Indian police use elephants to clear squatters from protected habitat

An elephant is used to demolish a house during an eviction drive in Amchang Wildlife Sanctuary (AP)
An elephant is used to demolish a house during an eviction drive in Amchang Wildlife Sanctuary (AP)
An elephant is used to demolish a house in Amchang Wildlife Sanctuary (AP)

Indian police have used elephants in an attempt to evict hundreds of people living illegally in a protected forest area in the country's remote north east.

Police used bulldozers and the elephants in an unusual show of force, and the forest dwellers responded by hurling rocks.

Police commissioner Hiren Nath said five protesters were injured in a scuffle after police used tear gas in the Amchang forest area in Assam state.

Authorities plan to demolish about 1,000 bamboo and tin huts.
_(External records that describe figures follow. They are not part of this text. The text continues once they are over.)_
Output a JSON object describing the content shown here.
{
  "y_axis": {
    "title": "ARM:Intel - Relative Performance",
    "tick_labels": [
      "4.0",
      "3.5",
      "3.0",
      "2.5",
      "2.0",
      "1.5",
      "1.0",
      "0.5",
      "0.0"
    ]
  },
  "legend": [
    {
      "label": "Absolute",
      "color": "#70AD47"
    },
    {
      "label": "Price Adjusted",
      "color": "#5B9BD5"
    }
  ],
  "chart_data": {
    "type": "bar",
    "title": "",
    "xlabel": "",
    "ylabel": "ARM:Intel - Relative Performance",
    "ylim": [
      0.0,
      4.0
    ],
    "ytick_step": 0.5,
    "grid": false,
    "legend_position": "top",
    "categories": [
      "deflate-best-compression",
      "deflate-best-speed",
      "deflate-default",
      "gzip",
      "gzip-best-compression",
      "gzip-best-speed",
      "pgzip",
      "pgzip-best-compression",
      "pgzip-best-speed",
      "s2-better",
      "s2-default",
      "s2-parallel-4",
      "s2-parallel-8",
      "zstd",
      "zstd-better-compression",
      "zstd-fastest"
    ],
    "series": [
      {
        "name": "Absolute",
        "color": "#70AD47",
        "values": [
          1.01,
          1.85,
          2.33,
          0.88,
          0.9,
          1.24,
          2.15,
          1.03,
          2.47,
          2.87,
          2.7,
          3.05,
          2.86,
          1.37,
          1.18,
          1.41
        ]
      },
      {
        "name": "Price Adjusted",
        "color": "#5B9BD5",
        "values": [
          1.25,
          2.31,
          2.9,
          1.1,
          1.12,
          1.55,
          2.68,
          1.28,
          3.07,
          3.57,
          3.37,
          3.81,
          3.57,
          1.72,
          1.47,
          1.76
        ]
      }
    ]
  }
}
State forestry minister Pramilla Brahma said the area is an elephant habitat and the unauthorised settlements were forcing the animals to leave in search of food.

There have been many incidents in which wild elephants have entered villages, destroying crops and even killing people.

Mr Nath said the police action followed a court order to clear the forest of illegal encroachment.

The eviction drive is being carried out by wildlife wardens, with police providing protection against possible attacks by angry residents.